Les constructeurs d’agroéquipements entre le marteau et l’enclume

Les constructeurs voient leur chiffre d’affaires progresser sous l’effet de la hausse des matières premières et des composants. Mais les niveaux de prix atteints vont désormais faire office de repoussoir. Au point de désespérer un changement de cycle.

Drôle d’époque que celle qui voit des entreprises s’inquiéter de la progression à deux chiffres de leur chiffre d’affaires sur l’année passée ainsi que sur le premier semestre de l’année en cours. C’est pourtant ce qui transpire du point de conjoncture dressé par Axema, le syndicat des industriels de l’agroéquipement au mitan de 2022. En 2021, la filière a battu un record historique de ventes avec un marché dépassant les 7 milliards d’euros (selon des données encore provisoires), en hausse de 16% par rapport à 2021, tandis que le 1er trimestre 2022 affiche une hausse de 13%. Oui mais voilà : la croissance s’explique principalement voire exclusivement par l’inflation du prix des agroéquipements, souligne Axema dans sa note de conjoncture.

Le marché de l’agroéquipement s’installe au-dessus des 7 milliards d’euros annuels (Source : Axema)
Le marché de l’agroéquipement s’installe au-dessus des 7 milliards d’euros annuels (Source : Axema)

En ce qui concerne les volumes, la situation est contrastée selon les familles de produits : le premier trimestre a été bon dans le matériel de récolte, les tracteurs et la protection des cultures mais il a été mauvais pour les chargeurs télescopiques ou le matériel de fenaison.

"Pour certains matériels, les seuils psychologiques de prix ont été franchis"

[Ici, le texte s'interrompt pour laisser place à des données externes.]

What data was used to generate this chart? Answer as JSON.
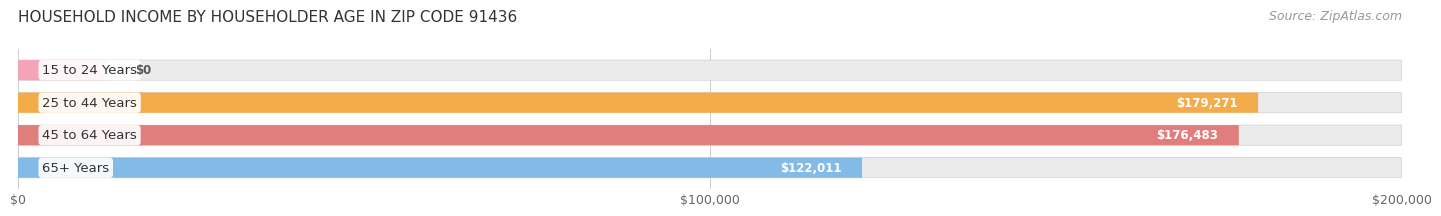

En 2021, tous segments confondus, les ventes étaient orientées à la hausse. Le paysage économique a radicalement changé en un an, avec une hausse généralisée et conséquente du prix des matières premières et de l’énergie. « Au final, l’augmentation des prix, comprise entre 20% et 30% depuis le 1er janvier 2021, pose la question de l’acceptabilité de prix aussi élevés. Pour certains matériels, des seuils psychologiques de prix ont été franchis », devise Axema. Le révélateur des inquiétudes d’Axema vient notamment de FranceAgriMer, en charge du guichet du Plan de relance dévolu à la modernisation des agroéquipements et la réduction des intrants, doté de 205 millions d’euros. Le plan a connu un franc succès mais 40% du budget n’a pas encore été décaissé. Axema redoute des abandons d’investissement dus à l’augmentation des prix.

Les PME victimes du ciseau des prix

Et pourtant, les constructeurs affirment ne pas répercuter l’intégralité de la hausse de leurs coûts de production. « Parmi les PME, rares sont celles qui jouent la clause d’imprévision et modifient leurs prix de vente avant la livraison, alors que c’est une pratique à laquelle ils sont souvent confrontés via leurs fournisseurs, explique Axema. Ces entreprises subissent actuellement un effet ciseau sur leurs marges ».

Evolution des prix de l’acier, de l’inox et de l’aluminium depuis janvier 2019 (Source : Axema)
Evolution des prix de l’acier, de l’inox et de l’aluminium depuis janvier 2019 (Source : Axema)

A la hausse des prix des matières premières et des composants s’ajoute désormais celle des salaires, de l’ordre de 3,5% en France contre 8,2 réclamé par le syndicat IG Metall en Allemagne. Pour couronner le tout, Axema souligne que « les difficultés d’approvisionnement sont plus fortes que jamais ». Les délais de livraison ont été augmenté en moyenne de 11 semaines par rapport à la situation normale, et culminent entre 19 semaines et 30 semaines pour les tracteurs. « Entre réduction des marges et allongement des délais de livraison, la trésorerie des entreprises est mise à mal et fait craindre une vague de défaillance dans notre secteur », affirme Axema.

Le paradoxe, c’est que la filière anticipe une nouvelle hausse du chiffre d’affaires comprise entre +5% et +15% cette année. « Toutefois, nous nous attendons à un retournement de tendance sur un marché qui est traditionnellement cyclique », prédit le syndicat. Ouf.